Thursday, August 05, 2004
When it comes to quantum gravity and fundamental physics more generally, there is a lot we don't know, and many different approaches to making progress. A top-down kind of approach attempts to figure out what the ultimate laws are, and then see what they might have to say about reality; string theory is the obvious example. But you could also take a bottom-up or phenomenological approach, in which you try to figure out what kinds of physical effects might arise due to quantum gravity and then go look for them, even if you haven't derived them from a more complete theory. Tests of Lorentz invariance provide a good example, and the subject of my recent paper. This is the paper I mentioned writing with my (former) student Eugene; he now has a follow-up paper extending our work.
Lorentz invariance is simply the idea that there is no preferred direction in spacetime. Not only do the laws of physics not care about the direction in which you are looking (invariance under spatial rotations), it also doesn't care about the speed at which you are moving relative to other stuff in the universe (invariance under "boosts," as physicists would say). The idea is a cornerstone of relativity, and got a big boost (pun unintended, but accepted) when the Michelson-Morley experiment showed that the speed of light seemed to be the same in all reference frames -- there was no evidence for a background "aether" with respect to which you could measure your velocity. But its roots actually go back to Galileo, who first proposed that all velocities were relative; to people on the sidewalk, the road is stationary and the cars are moving, but to people in the cars, they are stationary and the road is moving, and each perspective is perfectly valid.

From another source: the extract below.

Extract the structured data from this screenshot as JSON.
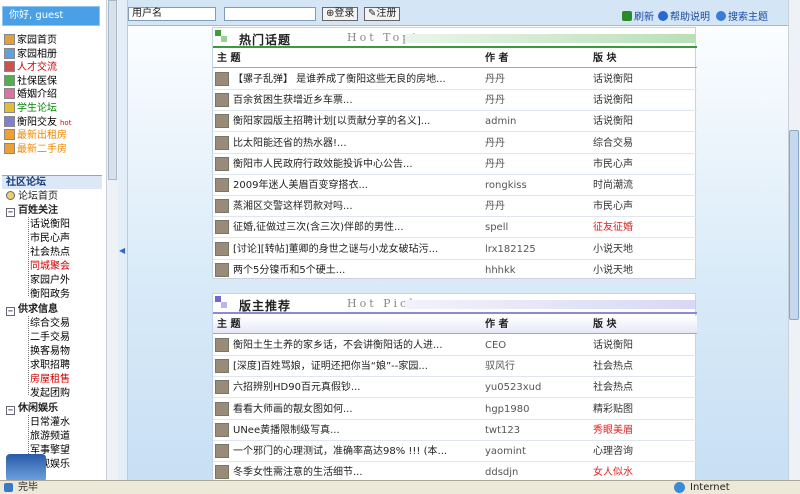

Actually, this violating-Lorentz-invariance stuff is not new to me. Using cosmology to test Lorentz-violating theories was the subject of my first published paper. It was a collaboration with George Field (my Ph.D. advisor) and Roman Jackiw, both very accomplished theorists in astrophysics and field theory, respectively. My role as the meek young graduate student was largely to type in the data and make plots, but that's how you get started in this business.
The theory we considered had a fixed timelike vector field without any independent dynamics, but it was coupled to electromagnetism in a specific way that violated parity as well as Lorentz symmetry. We showed that the coupling would cause a "twist" in the polarization of light coming from distant galaxies, and George knew that for certain radio galaxies you could determine what the polarization should be without any Lorentz-violating effect, allowing us to put a very tight limit. The data I typed in came from different sources, and consisted of the polarization information plus the distance (actually, the redshift) of the different galaxies. Years later, much to our surprise, this same data appeared on the front page of the New York Times. Two researchers had used our dataset but analyzed it in a different way, trying to constrain a vector pointing in a spacelike direction rather than a timelike one. The big difference is that they claimed to actually find a nonzero effect, which they announced in a press release before they made the paper available to other experts. Unfortunately they were just mistaken, as I recount in great detail here. But it's still worth thinking about; indeed, some candidates for dark energy in the universe could lead to a very similar effect, so it's worth improving the present data to put much tighter constraints (or to discover dark energy!).
What Eugene and I have done is a little different. We imagine there is a vector field through spacetime that violates Lorentz invariance (since you could, in principle, measure your speed with respect to it in an absolute sense), but we worry about its gravitational effects rather than its interactions with ordinary matter and radiation. Interestingly, we find that the vector field has no effect if there is no matter lying around, but it works to alter the strength of the gravitational field caused by matter. In other words, it changes the effective value of G, Newton's constant of gravity. This would be an unobservable effect if it just changed Newton's constant once and for all, since we have no experimental knowledge of what the constant was before the vector field messed with it. Fortunately, it changes it in different ways in different circumstances: making the effective value of Newton's constant larger in the Solar System, but smaller when we consider the expansion of the entire universe.
Thus, we have an observational constraint: measure the value of G in the Solar System, use that to predict something about cosmology, and compare with the data. The most straightforward example is actually the primordial abundance of light elements such as Helium and Lithium. These were created at an early time after the Big Bang (between one second and a couple of minutes) as the universe expanded and cooled, and the precise amount of different elements you get depends sensitively on the expansion rate of the universe, and thus on Newton's constant. We find that our vector field must be less than ten percent of the Planck scale, the fundamental unit in physics where gravity and quantum mechanics come together. The Planck scale is pretty big, so it's not a great limit, but still an interesting one.